Dark Blue World (2001)
True blue
The past is often a part of eastern European Cinema. Viewers are usually compelled to think about the history of that region; it’s the only way to appreciate films from that part of the world. It’s not the case with Jan Sverak.
Sverak is the latest in the long line of distinguished Czech filmmakers that include two-time Oscar winner Milos Forman. He won an Academy Award (for Best Foreign Language Film) in 1996 for Kolya. His works are about Czech Republic’s troubled past, but with a comic touch. It’s a method he didn’t deviate from after the critical success of his debut film, Elementary School (1991). Dark Blue World (2001), which will be shown during the Cine Europa Film Festival at Shangri-La, is not much different. The approach is simpler though.
The movie begins in post-Second World War Czechoslovakia, where a former pilot named Frantisch Slama is languishing in an unnamed prison. He reminisces his life after Germany invaded Czechoslovakia in 1939. During that time, he and a few other Czech pilots join Great Britain’s Royal Air Force after they refuse to submit to their occupiers. Moments with Karel, the youngest and most reckless member of their group, cross his mind often. Their friendship is put to the test when they vie for the affection of a lonely Englishwoman.
Dark Blue World is Sverak’s simplest film to date.
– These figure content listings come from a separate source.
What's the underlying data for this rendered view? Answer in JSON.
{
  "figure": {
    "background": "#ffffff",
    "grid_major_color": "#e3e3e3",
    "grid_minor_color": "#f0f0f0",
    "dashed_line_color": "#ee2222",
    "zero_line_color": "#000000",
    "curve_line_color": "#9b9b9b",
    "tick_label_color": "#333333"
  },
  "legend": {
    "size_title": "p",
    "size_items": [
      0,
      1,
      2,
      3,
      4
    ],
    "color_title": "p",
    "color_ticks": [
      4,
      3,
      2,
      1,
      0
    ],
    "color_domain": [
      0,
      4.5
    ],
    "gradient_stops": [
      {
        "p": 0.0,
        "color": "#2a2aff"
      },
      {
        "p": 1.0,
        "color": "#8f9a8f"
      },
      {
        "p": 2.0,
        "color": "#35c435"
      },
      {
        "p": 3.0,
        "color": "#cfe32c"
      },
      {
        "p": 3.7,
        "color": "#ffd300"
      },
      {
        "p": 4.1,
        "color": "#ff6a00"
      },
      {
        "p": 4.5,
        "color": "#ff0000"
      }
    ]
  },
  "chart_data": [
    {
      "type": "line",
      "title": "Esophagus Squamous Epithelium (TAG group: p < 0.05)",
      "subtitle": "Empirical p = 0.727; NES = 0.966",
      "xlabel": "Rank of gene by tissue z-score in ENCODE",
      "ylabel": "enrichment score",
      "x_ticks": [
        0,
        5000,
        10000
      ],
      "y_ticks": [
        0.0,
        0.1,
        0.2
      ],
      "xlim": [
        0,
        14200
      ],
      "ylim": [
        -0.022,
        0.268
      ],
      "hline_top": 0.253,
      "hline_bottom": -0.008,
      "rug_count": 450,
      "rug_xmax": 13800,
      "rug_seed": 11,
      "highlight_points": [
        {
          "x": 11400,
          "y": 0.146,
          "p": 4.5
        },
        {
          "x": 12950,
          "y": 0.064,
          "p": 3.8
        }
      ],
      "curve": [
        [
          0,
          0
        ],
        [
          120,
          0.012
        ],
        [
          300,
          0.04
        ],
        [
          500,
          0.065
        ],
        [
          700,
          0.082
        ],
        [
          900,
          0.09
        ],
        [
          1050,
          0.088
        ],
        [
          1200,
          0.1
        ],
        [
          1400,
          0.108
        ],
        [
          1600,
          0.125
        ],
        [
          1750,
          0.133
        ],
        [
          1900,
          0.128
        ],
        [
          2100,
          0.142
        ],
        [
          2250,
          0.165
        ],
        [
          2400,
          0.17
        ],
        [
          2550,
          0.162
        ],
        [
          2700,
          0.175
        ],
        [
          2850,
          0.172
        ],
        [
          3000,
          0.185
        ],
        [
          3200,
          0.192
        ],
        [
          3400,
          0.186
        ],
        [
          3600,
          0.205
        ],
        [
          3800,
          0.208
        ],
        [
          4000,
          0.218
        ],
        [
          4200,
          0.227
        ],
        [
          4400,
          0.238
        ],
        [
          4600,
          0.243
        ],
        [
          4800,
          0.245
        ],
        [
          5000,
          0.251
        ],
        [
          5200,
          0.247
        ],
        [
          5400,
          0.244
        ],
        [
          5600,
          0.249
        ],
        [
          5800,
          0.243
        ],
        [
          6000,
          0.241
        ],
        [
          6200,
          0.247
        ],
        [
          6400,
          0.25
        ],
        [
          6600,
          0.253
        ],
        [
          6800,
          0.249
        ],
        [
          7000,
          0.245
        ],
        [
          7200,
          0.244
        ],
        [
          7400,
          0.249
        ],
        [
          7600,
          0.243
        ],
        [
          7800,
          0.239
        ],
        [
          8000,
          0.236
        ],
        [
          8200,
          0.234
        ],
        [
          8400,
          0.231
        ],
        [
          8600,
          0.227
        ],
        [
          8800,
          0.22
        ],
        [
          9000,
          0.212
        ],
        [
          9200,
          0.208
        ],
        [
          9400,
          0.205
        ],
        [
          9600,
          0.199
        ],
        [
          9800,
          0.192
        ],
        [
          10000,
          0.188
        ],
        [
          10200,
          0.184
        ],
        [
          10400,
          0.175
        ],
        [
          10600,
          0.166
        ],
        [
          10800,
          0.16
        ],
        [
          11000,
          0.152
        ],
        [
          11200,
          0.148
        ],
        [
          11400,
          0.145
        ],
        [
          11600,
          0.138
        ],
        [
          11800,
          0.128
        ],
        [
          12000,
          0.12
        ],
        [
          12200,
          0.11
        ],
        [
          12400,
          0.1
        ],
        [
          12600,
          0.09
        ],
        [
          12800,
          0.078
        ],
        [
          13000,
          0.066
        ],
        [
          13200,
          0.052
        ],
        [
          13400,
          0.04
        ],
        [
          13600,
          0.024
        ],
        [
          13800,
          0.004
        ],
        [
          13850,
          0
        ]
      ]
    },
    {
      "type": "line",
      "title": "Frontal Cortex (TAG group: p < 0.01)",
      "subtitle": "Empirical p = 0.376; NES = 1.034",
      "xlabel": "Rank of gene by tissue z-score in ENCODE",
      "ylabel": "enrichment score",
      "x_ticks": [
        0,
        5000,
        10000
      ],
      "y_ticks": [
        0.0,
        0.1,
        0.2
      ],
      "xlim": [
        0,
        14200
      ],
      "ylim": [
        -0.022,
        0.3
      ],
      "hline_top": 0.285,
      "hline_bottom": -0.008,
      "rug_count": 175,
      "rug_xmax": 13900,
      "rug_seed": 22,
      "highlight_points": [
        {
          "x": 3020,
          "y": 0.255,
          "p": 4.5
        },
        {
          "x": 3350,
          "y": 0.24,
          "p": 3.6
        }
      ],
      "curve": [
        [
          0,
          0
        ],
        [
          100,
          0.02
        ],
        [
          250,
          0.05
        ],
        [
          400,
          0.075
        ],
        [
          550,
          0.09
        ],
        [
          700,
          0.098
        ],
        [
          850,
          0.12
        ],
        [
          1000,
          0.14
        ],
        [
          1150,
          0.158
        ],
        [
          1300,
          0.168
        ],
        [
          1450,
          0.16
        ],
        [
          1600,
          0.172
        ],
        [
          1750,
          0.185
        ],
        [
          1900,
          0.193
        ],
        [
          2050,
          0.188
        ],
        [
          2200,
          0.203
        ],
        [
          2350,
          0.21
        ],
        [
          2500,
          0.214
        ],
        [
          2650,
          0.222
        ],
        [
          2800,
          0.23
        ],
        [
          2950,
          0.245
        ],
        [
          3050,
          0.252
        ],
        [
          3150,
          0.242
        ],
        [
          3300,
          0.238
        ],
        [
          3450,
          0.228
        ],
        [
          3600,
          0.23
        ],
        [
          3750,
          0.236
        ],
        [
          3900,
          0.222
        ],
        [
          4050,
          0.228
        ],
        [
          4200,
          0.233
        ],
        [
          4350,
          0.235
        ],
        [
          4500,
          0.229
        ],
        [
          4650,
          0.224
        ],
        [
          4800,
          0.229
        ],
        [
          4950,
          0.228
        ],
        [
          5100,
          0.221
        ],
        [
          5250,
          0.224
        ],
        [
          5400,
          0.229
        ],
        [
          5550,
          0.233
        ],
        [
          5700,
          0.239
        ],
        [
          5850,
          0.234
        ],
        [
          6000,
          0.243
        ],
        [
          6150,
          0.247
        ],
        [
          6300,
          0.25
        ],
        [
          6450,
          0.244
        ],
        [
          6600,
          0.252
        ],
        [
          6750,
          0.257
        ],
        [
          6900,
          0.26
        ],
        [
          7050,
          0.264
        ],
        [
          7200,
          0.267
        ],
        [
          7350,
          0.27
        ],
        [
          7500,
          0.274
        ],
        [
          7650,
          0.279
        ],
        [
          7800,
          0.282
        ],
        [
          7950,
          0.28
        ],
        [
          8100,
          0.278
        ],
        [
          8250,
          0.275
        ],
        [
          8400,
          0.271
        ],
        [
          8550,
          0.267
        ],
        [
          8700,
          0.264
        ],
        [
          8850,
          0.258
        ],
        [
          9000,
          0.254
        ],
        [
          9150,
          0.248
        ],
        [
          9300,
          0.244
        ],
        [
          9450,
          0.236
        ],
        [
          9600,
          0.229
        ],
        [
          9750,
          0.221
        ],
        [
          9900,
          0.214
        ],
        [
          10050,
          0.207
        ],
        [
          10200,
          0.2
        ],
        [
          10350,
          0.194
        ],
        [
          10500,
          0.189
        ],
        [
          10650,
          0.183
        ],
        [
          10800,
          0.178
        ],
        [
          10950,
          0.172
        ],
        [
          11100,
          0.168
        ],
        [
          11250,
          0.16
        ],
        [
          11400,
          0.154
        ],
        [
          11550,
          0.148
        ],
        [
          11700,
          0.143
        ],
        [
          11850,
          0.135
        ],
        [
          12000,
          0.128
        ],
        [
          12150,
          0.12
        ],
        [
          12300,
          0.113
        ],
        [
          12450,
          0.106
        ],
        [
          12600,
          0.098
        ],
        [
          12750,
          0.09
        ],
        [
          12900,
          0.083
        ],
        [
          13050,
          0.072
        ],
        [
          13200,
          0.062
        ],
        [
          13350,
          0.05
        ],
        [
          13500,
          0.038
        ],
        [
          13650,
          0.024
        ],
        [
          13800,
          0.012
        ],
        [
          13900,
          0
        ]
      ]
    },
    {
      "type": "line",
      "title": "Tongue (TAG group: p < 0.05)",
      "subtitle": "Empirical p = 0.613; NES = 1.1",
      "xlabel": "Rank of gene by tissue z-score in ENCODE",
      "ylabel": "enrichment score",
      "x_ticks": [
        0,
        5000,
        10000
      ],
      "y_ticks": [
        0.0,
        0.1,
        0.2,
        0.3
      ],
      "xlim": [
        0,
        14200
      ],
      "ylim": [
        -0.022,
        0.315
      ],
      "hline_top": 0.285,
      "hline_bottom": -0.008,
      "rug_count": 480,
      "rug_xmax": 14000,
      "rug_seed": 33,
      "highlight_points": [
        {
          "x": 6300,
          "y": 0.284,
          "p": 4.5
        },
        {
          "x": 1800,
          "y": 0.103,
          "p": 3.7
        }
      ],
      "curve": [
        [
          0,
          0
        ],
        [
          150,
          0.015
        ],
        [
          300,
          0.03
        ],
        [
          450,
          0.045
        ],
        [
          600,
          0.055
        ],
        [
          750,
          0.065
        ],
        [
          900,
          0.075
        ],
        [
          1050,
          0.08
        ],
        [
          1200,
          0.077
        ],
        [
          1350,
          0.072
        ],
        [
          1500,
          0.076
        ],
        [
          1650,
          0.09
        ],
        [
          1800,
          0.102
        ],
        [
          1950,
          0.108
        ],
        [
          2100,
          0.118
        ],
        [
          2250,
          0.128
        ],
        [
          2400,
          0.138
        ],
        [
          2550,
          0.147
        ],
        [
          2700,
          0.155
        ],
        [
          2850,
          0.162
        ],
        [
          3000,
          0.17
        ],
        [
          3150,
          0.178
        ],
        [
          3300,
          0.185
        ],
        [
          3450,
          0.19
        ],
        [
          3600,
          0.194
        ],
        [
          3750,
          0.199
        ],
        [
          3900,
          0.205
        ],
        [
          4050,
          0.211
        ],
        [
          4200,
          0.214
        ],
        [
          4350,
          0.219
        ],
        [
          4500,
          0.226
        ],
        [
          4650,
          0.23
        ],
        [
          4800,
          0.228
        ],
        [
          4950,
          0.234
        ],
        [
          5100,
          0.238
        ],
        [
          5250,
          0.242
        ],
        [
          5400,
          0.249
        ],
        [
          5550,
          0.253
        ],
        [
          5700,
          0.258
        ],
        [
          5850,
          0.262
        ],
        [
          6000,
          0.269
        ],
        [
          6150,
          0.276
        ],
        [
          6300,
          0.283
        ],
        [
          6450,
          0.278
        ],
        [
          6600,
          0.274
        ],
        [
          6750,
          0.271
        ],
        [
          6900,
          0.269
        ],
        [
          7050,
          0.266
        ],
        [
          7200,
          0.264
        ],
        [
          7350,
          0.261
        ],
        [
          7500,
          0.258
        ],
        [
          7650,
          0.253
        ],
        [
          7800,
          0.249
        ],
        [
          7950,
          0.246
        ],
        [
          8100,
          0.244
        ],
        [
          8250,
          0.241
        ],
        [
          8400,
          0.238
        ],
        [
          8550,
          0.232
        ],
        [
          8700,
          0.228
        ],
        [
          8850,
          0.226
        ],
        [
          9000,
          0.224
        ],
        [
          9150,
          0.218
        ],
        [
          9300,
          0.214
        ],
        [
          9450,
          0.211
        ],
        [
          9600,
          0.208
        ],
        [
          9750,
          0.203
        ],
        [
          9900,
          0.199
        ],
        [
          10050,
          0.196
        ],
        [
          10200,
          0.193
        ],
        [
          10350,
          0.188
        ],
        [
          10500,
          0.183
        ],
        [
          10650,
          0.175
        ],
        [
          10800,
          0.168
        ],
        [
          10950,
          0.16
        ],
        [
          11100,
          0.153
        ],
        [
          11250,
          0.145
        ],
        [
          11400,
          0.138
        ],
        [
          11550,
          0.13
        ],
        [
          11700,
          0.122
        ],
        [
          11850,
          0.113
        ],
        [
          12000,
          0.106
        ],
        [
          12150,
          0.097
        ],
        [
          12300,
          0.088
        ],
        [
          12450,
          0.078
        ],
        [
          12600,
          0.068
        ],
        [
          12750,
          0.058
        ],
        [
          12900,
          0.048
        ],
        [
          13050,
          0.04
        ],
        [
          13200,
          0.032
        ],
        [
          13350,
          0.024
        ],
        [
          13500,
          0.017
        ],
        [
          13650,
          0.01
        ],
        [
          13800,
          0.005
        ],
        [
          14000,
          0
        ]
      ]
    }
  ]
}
Moviegoers don’t need to Google-search on Czech history in able to follow the plot. In fact, the love-triangle subplot resembles Michael Bay’s Pearl Harbor. But the movie has an element of fatalism, which is tempered with sentiment. The movie is unabashedly emotional. The bluish color, which frequently appears in the movie, captures Slama’s feelings. Perhaps Sverak followed Krzysztof Kieslowski’s approach in his Colors trilogy, but it was the right thing to do.
Emotion runs high in Dark Blue World, but it doesn’t manipulate the audience. It rather takes them to places we love to go.